A people's movement against blind belief

‘Dispelling superstition is an important mandate for us'

May 25, 2011 07:48 pm | Updated 07:48 pm IST

E. Basavaraju

E. Basavaraju

It has been a quarter century since I joined the ‘Karnataka Rajya Vijnana Parishath'(KRVP), part of the national People's Science Movement that seeks to take science to people and make science teaching interesting.

As a student in Tumkur, I remember when ‘Bharath Jana Vigyan Jatha' did a performance as part of the KRVP's programmes. It was during the wave of such interventions that a new organisation called ‘Bharat Gyan Vigyan Samiti' (BGVS) came to be in the 1990s.

Debunking myths

Dispelling superstition has always been an important mandate for us — from child sacrifice to fears over solar eclipses. Our campaign against solar eclipses has mobilised lacks of people. To debunk the belief that food is poisoned during an eclipse, we cook food under the eclipsed sky and serve it up to prove that it has no impact on health. The response is so high that the food is always polished up!

We conduct discussions and lectures on the solar system, eclipses and blind belief around this cosmic phenomenon. We sell safe filters at a nominal cost and arrange for safe viewing. The response has been increasing from event to event between 1994 and 2011.

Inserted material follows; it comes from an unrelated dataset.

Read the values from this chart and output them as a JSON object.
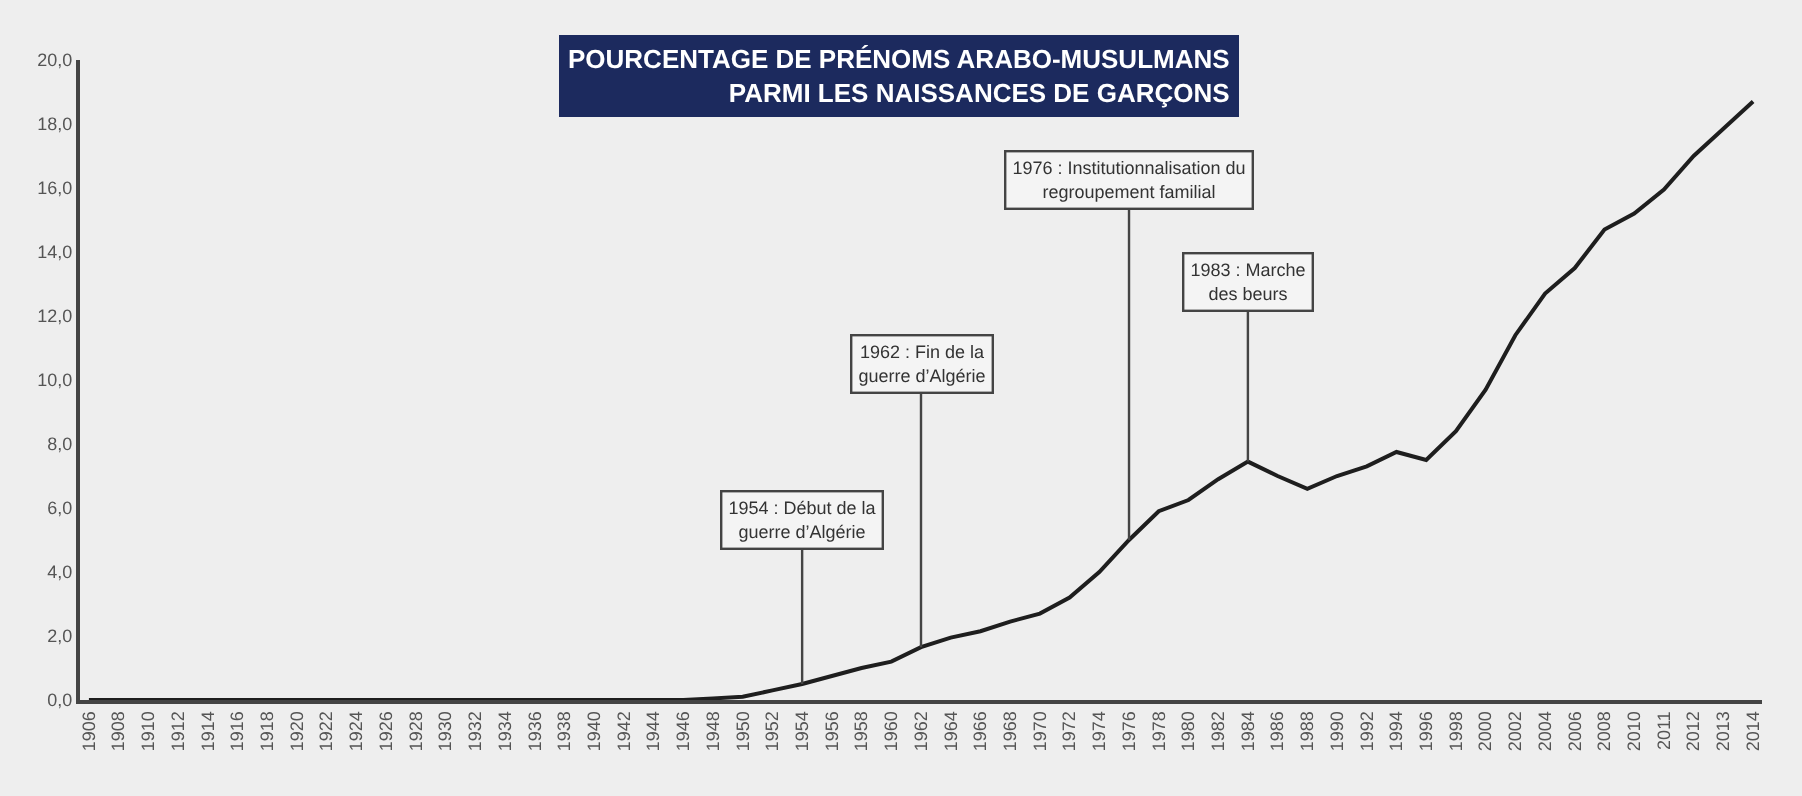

When three children were butchered in Karnataka as ‘sacrifice for fortune', I was disturbed. That propelled me to start a jatha against blind belief. Four teams worked in Bidar, Belgaum, Chamarajanagar and Chickballapur and covered 180 centres.

A host of programmes target different people. For instance, ‘Joy of Learning' is aimed at orienting teachers for activity-based teaching through science experiments, making mathematics fun and nature walks. But resources are key to our programmes, and the public is generally more generous than the government.